The Embree system, described in a paper by Wald et al. (2014), is a high-performance open source rendering system that supports both packet tracing and highly efficient traversal of single rays. See also the paper by Benthin et al. (2011) on the topic of finding a balance between these two approaches.

pbrt is very much a “one ray at a time” ray tracer; if a rendering system can provide many rays for intersection tests at once, a variety of more efficient implementations are possible even beyond packet tracing. For example, Keller and Wächter (2011) and Mora (2011) described algorithms for intersecting a large number of rays against the scene geometry where there is no acceleration structure at all. Instead, primitives and rays are both recursively partitioned until small collections of rays and small collections of primitives remain, at which point intersection tests are performed. Improvements to this approach were described by Áfra (2012) and Nabata et al. (2013).

17.2.3 Ray-Tracing Hardware

Given the widespread success of specialized hardware for triangle rasterization and shading in modern PCs, there has long been interest in designing specialized hardware for ray tracing. The ray-tracing algorithm presents a variety of stages of computation that must be addressed in a complete system, including camera ray generation, construction of the acceleration hierarchy, traversal of the hierarchy, ray–primitive intersections, shading, lighting, and integration calculations.
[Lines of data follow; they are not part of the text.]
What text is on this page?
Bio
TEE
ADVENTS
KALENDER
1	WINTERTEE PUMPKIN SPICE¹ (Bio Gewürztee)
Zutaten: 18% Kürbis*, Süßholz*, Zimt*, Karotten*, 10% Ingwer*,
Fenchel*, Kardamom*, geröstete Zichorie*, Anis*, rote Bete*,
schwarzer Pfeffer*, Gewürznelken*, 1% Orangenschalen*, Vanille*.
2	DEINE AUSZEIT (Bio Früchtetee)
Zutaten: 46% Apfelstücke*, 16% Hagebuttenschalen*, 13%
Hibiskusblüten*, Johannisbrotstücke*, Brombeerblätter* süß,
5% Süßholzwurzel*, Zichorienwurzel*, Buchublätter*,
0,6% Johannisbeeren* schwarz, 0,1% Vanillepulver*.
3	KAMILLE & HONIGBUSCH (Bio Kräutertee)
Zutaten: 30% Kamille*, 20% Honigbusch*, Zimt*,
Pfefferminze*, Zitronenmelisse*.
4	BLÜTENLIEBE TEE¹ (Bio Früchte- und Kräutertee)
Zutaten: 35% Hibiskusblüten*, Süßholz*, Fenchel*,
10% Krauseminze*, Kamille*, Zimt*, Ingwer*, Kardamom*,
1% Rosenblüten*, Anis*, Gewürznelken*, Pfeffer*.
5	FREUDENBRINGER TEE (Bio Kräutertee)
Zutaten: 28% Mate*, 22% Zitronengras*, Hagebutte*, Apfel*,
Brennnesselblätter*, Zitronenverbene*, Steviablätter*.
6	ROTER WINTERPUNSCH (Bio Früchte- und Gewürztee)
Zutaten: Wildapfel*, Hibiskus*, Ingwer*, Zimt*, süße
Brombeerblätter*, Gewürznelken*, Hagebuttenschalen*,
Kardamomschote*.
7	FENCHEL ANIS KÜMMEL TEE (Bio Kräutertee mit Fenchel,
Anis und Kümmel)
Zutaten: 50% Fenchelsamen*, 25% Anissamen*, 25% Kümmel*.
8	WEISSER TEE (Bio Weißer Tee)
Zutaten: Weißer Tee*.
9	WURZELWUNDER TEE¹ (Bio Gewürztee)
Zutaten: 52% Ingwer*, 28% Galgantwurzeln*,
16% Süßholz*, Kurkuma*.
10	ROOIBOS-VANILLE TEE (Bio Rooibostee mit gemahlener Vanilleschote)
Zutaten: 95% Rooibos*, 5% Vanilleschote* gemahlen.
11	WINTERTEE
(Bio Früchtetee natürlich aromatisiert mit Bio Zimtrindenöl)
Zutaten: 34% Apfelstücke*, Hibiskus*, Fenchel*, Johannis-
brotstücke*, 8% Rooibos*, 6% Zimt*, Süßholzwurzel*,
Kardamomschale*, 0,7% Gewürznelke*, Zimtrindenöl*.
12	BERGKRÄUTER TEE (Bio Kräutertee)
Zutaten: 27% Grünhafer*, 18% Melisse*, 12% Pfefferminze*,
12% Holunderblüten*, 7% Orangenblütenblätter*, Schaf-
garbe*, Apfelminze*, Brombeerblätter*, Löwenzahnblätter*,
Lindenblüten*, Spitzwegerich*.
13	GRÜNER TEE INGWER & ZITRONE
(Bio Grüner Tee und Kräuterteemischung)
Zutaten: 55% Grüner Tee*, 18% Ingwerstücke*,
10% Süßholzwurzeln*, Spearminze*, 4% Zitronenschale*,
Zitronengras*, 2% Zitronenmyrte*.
Early published work in this area includes a paper by Woop et al. (2005), who described the design of a “ray processing unit” (RPU). More recently, Aila and Karras (2010) described general architectural issues related to handling incoherent rays, as are common with global illumination algorithms. Nah et al. (2011) and Lee and collaborators (2013, 2015) have written a series of papers on ray tracing on a mobile GPU architecture, addressing issues including hierarchy traversal, ray generation, intersection calculations, and ray reordering for better memory coherence. See also the paper by Doyle et al. (2013) on SAH BVH construction in specialized hardware.

While there has been substantial research work in this area, unfortunately none of these architectures has made it out to the market in large numbers, though the Caustic ray-tracing architecture (McCombe 2013) has been acquired by a mobile GPU vendor, Imagination Technologies. Plans for products based on an integration of this architecture into a traditional GPU have been announced; we are hopeful that the time for efficient ray-tracing hardware may have arrived.

17.2.4 The Future

Innovation in high-performance architectures for graphics seems likely to continue in coming years. As CPUs are gradually increasing their SIMD width and adding more processing cores, becoming more similar to throughput processors, throughput processors are adding support for task parallelism and improving their performance on more irregular workloads than purely data-parallel ones. Whether the computer system of the future is a heterogeneous collection of both types of processing cores or whether there is a middle ground with a single type of processor architecture that works well for a range of applications remains an open question.

The role of specialized fixed-function graphics hardware in future systems is likely to become increasingly important; fixed-function hardware is generally substantially more power-efficient than programmable hardware. As the critical computational kernels of future graphics systems become clear, fixed-function implementations of them may become widespread.